An eight-year-old male patient was admitted to the hospital for recurrent fever for fifteen months. His personal history, past history, and family history were not special. He had no history of tuberculosis exposure.
The child had a fever of 40 ℃, accompanied by cough, chest pain, abdominal distension, vomiting, night sweat, and emaciation fifteen months ago. The patient was admitted to the local hospital nearly once or twice a month for recurrent fever, and symptoms were alleviated temporarily after antibiotic treatments. The laboratory test revealed a rise of white blood cells (WBC, as high as 18.05 × 10 ^ 9/L), eosinophils (as high as 14.5%), C-reactive protein (CRP, up to 187 mg/L), and erythrocyte sedimentation rate (ESR, up to 115 mm/h). Thoracoabdominal enhanced computer tomography (CT) revealed multiple enlargements of lymph nodes in the thorax, abdomen, and armpit and a bit of bilateral pleural effusion. Histopathologic features of inguinal lymph nodes displayed reactive hyperplasia, and bone marrow aspiration demonstrated increased eosinophils and a few cells of unknown origin. The greater omentum was discovered to be covered by massive miliary nodules by laparoscopic examination, and the histopathologic characteristics of the mesentery and greater omentum indicated massive proliferation of fibrous tissue, combined with many eosinophils and lymphocytes infiltration. The patient was diagnosed with intraperitoneal tuberculosis, and the symptoms did not improve after treatment with isoniazid and rifampicin for five months.
Physical examinations were recorded. The patient was anemia and emaciation. The scar of the bacillus Calmette Guerin vaccine existed on the right upper arm. Enlarged lymph nodes of the bilateral side of the neck, armpit, and groin were palpable, with the maximum one at the size of 1.0 centimeter (cm) × 1.0 cm. The abdomen was slightly distended, and a mass of about 5 cm × 5 cm can be touched at the umbilicus. The other examinations were normal.
The laboratory tests revealed the elevation of leukocyte (maximum: 24.5 × 10 ^ 9/L), eosinophils (maximum: 31%), platelet (maximum: 856 × 10 ^ 9/L), C-reactive protein (maximum 106 mg/L), and decrease of hemoglobin (minimum: 69 g/L). Tests for tuberculosis yielded normal results, and radionuclide images of the bones were normal. Thoracoabdominal enhanced CT revealed bilateral pulmonary inflammation, pleural effusion, and pleural thickening. Many enlarged lymph nodes were found in the mediastinum, bilateral hilar, axilla, and abdominal cavity, with partial necrosis and obvious enhancement. The intestinal wall of the abdominal cavity was thickened and swollen, and there was a little fluid in the abdominal cavity and pelvis (Fig. 1).
The patient was diagnosed with a fever with enlarged lymph nodes of unknown origin. Disseminated tuberculosis and lymphoma were considered.
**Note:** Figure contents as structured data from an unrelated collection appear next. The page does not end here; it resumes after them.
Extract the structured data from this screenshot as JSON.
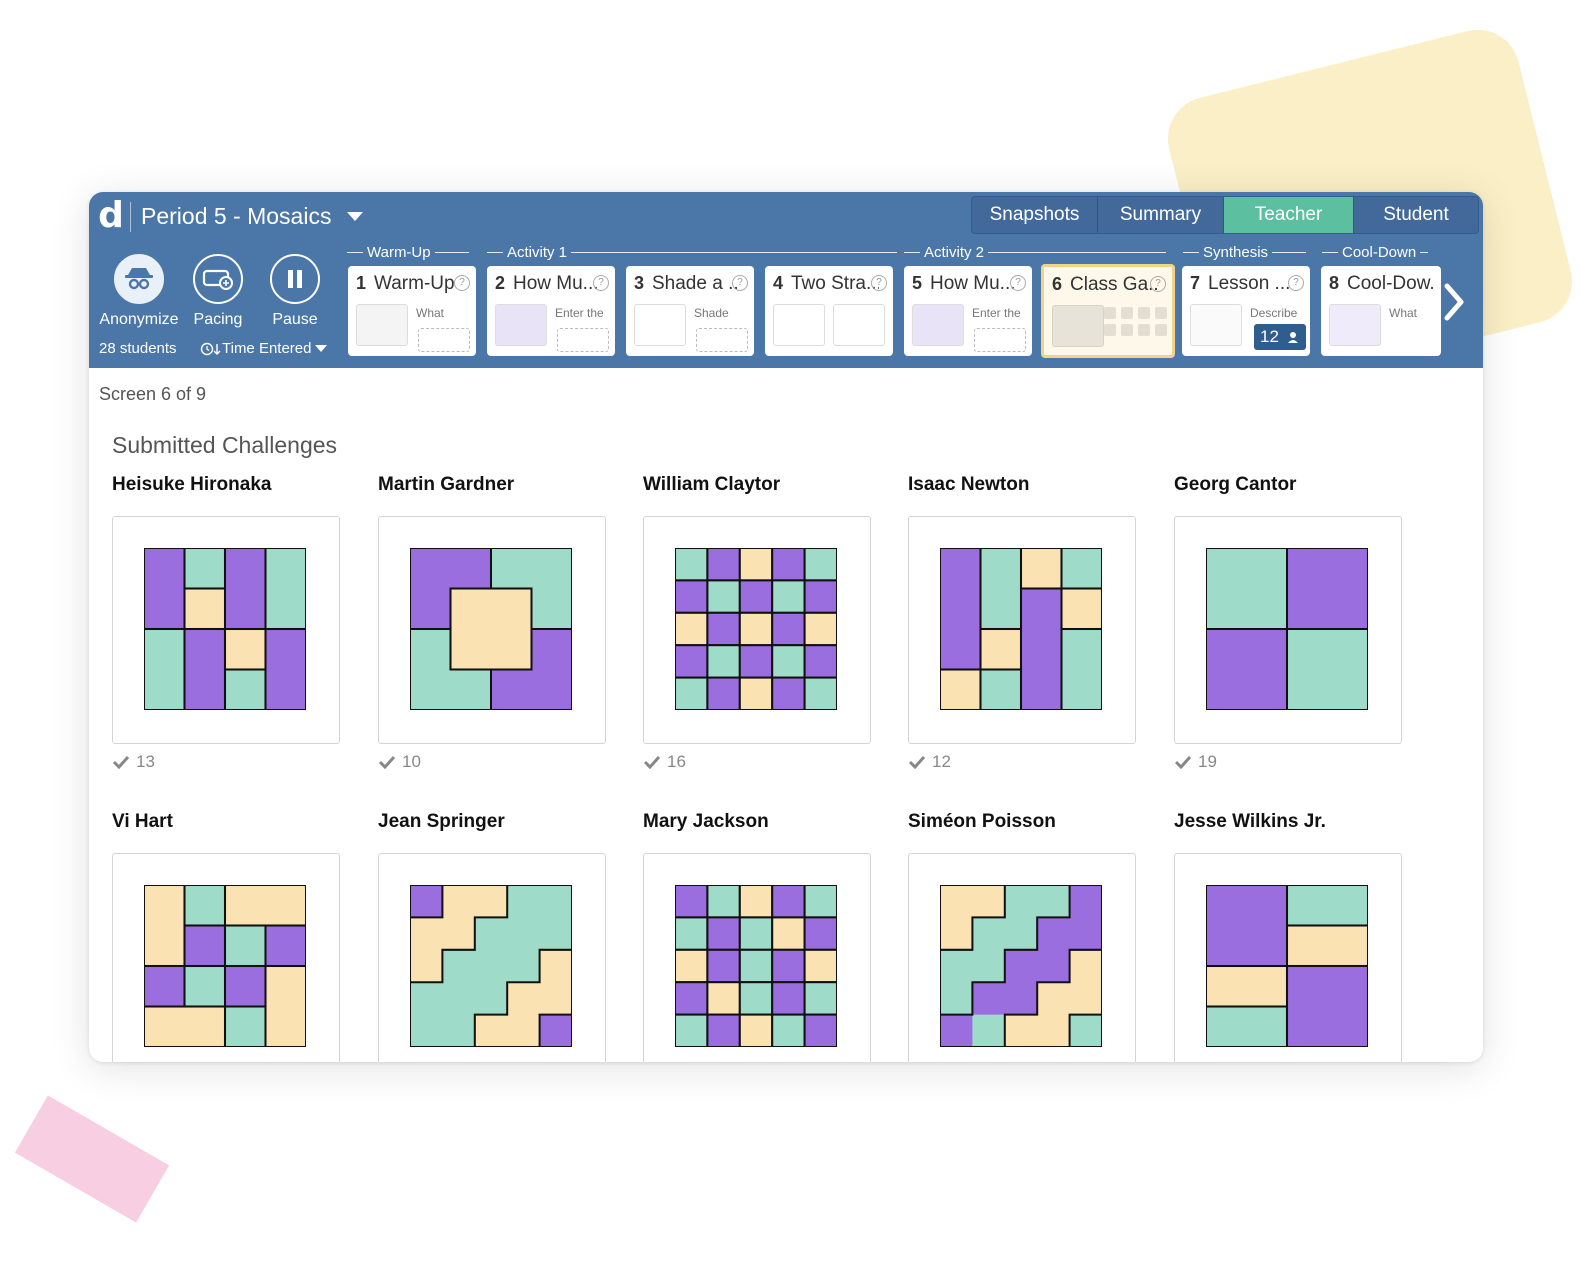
{
  "colors": {
    "purple": "#9b6ee0",
    "teal": "#9edcc9",
    "cream": "#fae2b2",
    "brand_blue": "#4b76a8",
    "active_tab": "#5bbfa0"
  },
  "app": {
    "logo": "d",
    "class_title": "Period 5 - Mosaics"
  },
  "view_tabs": [
    {
      "label": "Snapshots",
      "active": false
    },
    {
      "label": "Summary",
      "active": false
    },
    {
      "label": "Teacher",
      "active": true
    },
    {
      "label": "Student",
      "active": false
    }
  ],
  "controls": {
    "anonymize": "Anonymize",
    "pacing": "Pacing",
    "pause": "Pause",
    "students": "28 students",
    "sort": "Time Entered"
  },
  "sections": [
    "Warm-Up",
    "Activity 1",
    "Activity 2",
    "Synthesis",
    "Cool-Down"
  ],
  "screens": [
    {
      "num": "1",
      "title": "Warm-Up",
      "snippet": "What",
      "icon": "warmup-thumb-icon"
    },
    {
      "num": "2",
      "title": "How Mu...",
      "snippet": "Enter the",
      "icon": "mosaic-thumb-icon"
    },
    {
      "num": "3",
      "title": "Shade a ...",
      "snippet": "Shade",
      "icon": "grid-thumb-icon"
    },
    {
      "num": "4",
      "title": "Two Stra...",
      "snippet": "",
      "icon": "strategy-thumb-icon"
    },
    {
      "num": "5",
      "title": "How Mu...",
      "snippet": "Enter the",
      "icon": "mosaic-thumb-icon"
    },
    {
      "num": "6",
      "title": "Class Ga...",
      "snippet": "",
      "icon": "gallery-thumb-icon",
      "active": true
    },
    {
      "num": "7",
      "title": "Lesson ...",
      "snippet": "Describe",
      "icon": "sketch-thumb-icon",
      "badge": "12"
    },
    {
      "num": "8",
      "title": "Cool-Dow...",
      "snippet": "What",
      "icon": "cooldown-thumb-icon"
    }
  ],
  "screen_status": "Screen 6 of 9",
  "gallery": {
    "heading": "Submitted Challenges",
    "students": [
      {
        "name": "Heisuke Hironaka",
        "votes": "13"
      },
      {
        "name": "Martin Gardner",
        "votes": "10"
      },
      {
        "name": "William Claytor",
        "votes": "16"
      },
      {
        "name": "Isaac Newton",
        "votes": "12"
      },
      {
        "name": "Georg Cantor",
        "votes": "19"
      },
      {
        "name": "Vi Hart",
        "votes": ""
      },
      {
        "name": "Jean Springer",
        "votes": ""
      },
      {
        "name": "Mary Jackson",
        "votes": ""
      },
      {
        "name": "Siméon Poisson",
        "votes": ""
      },
      {
        "name": "Jesse Wilkins Jr.",
        "votes": ""
      }
    ]
  }
}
The children received isoniazid (H), rifampicin (R), pyrazinamide (Z), ethambutol (E) (HRZE) for anti-tuberculosis treatment, and meropenem for antibacterial. One week later, the child's temperature gradually returned to normal, and abdominal distension and appetite ameliorated. During the following four months of receiving HRZE therapy, the patient remained afebrile for one month, with weight increase, improvement of abdominal distention and vomiting, and relief of lesions on the thoracoabdominal CT. When the regiment was adapted to HR, symptoms including fever, abdominal distension, and appetite loss aggravated. The superficial lymph nodes of the whole body were enlarged, and several masses were formed in the abdomen, with a maximum of about 3 cm × 4 cm.
Exploratory laparotomy revealed many miliary nodules attached to the abdominal wall, greater omentum, and intestinal wall. Histologic fetures of abdominal mass, stained by hematoxylin and eosin, represented that spindle-shaped cells proliferated in patches or nodules with variable fibrosis and hyaline degeneration, and mitosis was difficult to find. There was obvious infiltration of inflammatory cells, mainly eosinophils, as well as lymphocytes, plasma cells, and histiocytes in the background. Immunohistochemical staining of abdominal mass displayed that the spindle cells were negative for EMA, Des, s-100 protein, CD34, aK, CD117, DOG-1, and EBER1/2-ish. The Ki-67/mib-1 proliferation index was 20% and S were partially positive. The FISH test did not detect the ALK gene and ROSI gene translocation. After six times of fierce discussions directed by pathologists and hematologists, the patient was eventually diagnosed as an inflammatory myofibroblastic tumor. The patient was ultimately transferred to the department of hematology and oncology for chemotherapy and recovered well after regular chemotherapy.